The team worked through Thanksgiving and the first two weekends of December to produce the site, including an internal peer review and advising by University faculty members with knowledge of medical forensics, human pathology, and structural disparities in health care.
For example, the original medical examiner autopsy report (describing a gunshot wound to the head) read: “The track of this bullet has been traced to pass via the scalp, soft tissue, parietal bone of the skull, right parietal lobe of the brain, right temporal lobe of the brain, right temporal bone of the skull to rest within the soft tissue of the lateral right face.” Translation: “The bullet passed through the scalp, the upper back side of the skull (parietal bone), the right side of the brain (from the parietal lobe to the temporal lobe), the right side of the skull (right temporal bone), and stopped in the right side of the face.”
In addition to Yalamanchili, the students behind fergusondecoded.org are Gina Chen ’11 MD’15, Hyunwoo June Choo ’13 MD’17, Damilola Idowu ’14 MD’18, Kira Neel ’05 MD’18, Laura Ucik ’13 MD’17, Rebecca Slotkin MD’16, Tiffany Chambers MD’17, and John R. Williams MD’15. Their faculty advisers include Lundy Braun, PhD, professor of medical sciences and Africana studies, and Elizabeth Laposata, MD, clinical associate professor of pathology and laboratory medicine and a forensic pathology expert.
Yalamanchili says the team strived to provide neutral translations without any analysis or commentary.
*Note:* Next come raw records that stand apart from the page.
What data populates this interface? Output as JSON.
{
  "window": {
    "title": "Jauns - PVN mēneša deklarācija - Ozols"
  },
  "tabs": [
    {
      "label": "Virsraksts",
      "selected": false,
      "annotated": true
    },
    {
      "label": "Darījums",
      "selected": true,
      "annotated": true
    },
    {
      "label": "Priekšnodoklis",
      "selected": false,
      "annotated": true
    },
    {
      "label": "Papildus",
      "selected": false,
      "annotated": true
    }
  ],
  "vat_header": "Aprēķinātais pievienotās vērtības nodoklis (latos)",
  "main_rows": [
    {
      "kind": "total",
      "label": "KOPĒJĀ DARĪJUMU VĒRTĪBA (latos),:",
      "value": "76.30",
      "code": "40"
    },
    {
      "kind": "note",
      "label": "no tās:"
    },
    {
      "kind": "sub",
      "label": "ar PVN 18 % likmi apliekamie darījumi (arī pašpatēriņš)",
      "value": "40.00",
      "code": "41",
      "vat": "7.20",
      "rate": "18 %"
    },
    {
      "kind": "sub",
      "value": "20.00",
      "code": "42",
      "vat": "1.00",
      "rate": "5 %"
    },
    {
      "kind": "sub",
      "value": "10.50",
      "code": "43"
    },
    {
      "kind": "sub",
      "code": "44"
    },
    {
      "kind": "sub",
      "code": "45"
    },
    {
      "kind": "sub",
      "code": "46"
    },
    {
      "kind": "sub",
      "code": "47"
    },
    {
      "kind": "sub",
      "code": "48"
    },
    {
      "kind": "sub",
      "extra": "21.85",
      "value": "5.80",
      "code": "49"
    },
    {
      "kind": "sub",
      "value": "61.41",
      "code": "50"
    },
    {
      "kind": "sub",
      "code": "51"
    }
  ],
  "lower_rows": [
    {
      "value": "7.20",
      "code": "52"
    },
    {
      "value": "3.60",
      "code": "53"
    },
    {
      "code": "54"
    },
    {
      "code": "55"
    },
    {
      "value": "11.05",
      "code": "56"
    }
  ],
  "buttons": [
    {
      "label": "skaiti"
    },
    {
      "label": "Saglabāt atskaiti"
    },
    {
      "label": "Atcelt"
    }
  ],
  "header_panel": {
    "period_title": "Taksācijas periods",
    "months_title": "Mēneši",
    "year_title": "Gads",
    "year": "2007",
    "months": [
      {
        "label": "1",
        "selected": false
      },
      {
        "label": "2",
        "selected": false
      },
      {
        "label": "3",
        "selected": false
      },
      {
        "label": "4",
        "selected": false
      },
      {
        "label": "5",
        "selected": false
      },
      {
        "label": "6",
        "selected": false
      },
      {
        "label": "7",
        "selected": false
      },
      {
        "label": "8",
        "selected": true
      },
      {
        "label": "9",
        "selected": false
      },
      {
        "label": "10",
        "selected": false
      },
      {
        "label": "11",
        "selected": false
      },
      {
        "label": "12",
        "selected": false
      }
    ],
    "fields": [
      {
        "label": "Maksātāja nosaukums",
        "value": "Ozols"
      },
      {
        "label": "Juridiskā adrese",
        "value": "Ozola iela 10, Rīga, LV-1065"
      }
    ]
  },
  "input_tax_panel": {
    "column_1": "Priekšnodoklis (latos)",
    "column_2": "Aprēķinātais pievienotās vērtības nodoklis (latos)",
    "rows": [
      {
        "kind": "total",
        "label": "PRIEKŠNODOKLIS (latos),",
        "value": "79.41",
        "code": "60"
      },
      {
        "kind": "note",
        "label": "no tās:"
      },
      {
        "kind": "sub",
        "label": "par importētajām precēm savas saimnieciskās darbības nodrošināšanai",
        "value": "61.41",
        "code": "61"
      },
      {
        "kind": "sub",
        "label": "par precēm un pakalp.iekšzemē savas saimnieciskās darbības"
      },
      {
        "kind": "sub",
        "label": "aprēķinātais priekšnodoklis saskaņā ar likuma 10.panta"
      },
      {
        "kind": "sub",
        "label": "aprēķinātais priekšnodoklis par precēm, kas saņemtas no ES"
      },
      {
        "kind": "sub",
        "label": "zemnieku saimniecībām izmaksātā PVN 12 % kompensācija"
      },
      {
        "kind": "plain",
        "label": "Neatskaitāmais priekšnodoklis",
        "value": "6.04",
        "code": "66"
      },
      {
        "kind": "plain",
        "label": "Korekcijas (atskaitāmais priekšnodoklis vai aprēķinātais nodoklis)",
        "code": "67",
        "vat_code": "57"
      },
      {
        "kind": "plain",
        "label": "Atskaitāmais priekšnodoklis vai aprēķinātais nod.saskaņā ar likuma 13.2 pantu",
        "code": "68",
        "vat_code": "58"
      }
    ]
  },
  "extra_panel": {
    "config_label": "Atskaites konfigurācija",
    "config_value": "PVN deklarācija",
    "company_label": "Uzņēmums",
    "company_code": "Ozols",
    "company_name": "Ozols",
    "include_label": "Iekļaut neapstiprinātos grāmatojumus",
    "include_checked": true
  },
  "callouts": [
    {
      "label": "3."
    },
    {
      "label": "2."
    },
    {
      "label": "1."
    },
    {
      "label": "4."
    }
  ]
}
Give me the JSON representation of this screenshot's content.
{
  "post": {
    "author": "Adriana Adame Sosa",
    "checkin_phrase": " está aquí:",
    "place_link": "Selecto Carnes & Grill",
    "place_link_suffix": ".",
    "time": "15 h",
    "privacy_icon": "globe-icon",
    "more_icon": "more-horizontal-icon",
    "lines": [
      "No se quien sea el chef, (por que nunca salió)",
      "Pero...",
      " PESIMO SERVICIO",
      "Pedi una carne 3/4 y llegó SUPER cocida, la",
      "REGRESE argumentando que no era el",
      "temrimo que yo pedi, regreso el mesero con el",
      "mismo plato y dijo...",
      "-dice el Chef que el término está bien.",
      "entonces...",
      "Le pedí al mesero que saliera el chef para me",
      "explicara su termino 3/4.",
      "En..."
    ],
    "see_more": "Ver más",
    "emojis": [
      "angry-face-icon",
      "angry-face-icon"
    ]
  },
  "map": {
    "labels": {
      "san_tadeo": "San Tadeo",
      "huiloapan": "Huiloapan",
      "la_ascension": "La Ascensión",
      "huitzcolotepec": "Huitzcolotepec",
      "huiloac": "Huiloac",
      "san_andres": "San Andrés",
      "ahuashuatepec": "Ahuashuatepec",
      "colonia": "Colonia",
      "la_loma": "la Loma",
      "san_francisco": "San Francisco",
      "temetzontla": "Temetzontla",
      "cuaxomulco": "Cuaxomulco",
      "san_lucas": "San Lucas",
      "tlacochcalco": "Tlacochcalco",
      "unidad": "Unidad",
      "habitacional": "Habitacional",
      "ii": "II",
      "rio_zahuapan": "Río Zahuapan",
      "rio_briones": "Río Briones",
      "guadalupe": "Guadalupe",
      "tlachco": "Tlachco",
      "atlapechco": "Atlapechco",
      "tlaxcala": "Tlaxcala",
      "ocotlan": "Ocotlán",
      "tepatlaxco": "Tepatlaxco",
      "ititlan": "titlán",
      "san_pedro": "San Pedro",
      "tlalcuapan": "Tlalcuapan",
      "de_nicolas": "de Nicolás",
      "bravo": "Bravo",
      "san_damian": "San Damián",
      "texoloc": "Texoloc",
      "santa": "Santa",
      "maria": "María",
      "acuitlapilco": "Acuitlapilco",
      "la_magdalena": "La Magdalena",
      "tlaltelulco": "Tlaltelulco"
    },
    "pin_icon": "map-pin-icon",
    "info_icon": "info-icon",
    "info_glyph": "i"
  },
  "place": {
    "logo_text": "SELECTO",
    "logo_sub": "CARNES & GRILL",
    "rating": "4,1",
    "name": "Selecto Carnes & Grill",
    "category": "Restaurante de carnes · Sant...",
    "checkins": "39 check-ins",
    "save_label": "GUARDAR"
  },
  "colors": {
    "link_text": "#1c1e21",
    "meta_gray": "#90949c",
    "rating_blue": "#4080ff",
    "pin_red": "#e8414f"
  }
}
He does acknowledge that like many people, he and many classmates have been “baffled” about the lack of indictments in the Ferguson case and that of Eric Garner, who choked to death when New York City police took him into custody in July.
But Yalamanchili says he hopes that whatever opinion people may hold, the straightforward medical translations he and his fellow students provide will make the Ferguson evidence easier tointerpret.
There is more to any case than justthe medical reports, Laposata says.
“Certain scenarios can be supported or refuted by the scientific evidence,” she says. “It is important to remember, however, that regardless of how detailed and exhaustive the investigation, the evidence may remain silent and not be able to provide an answer for every question.”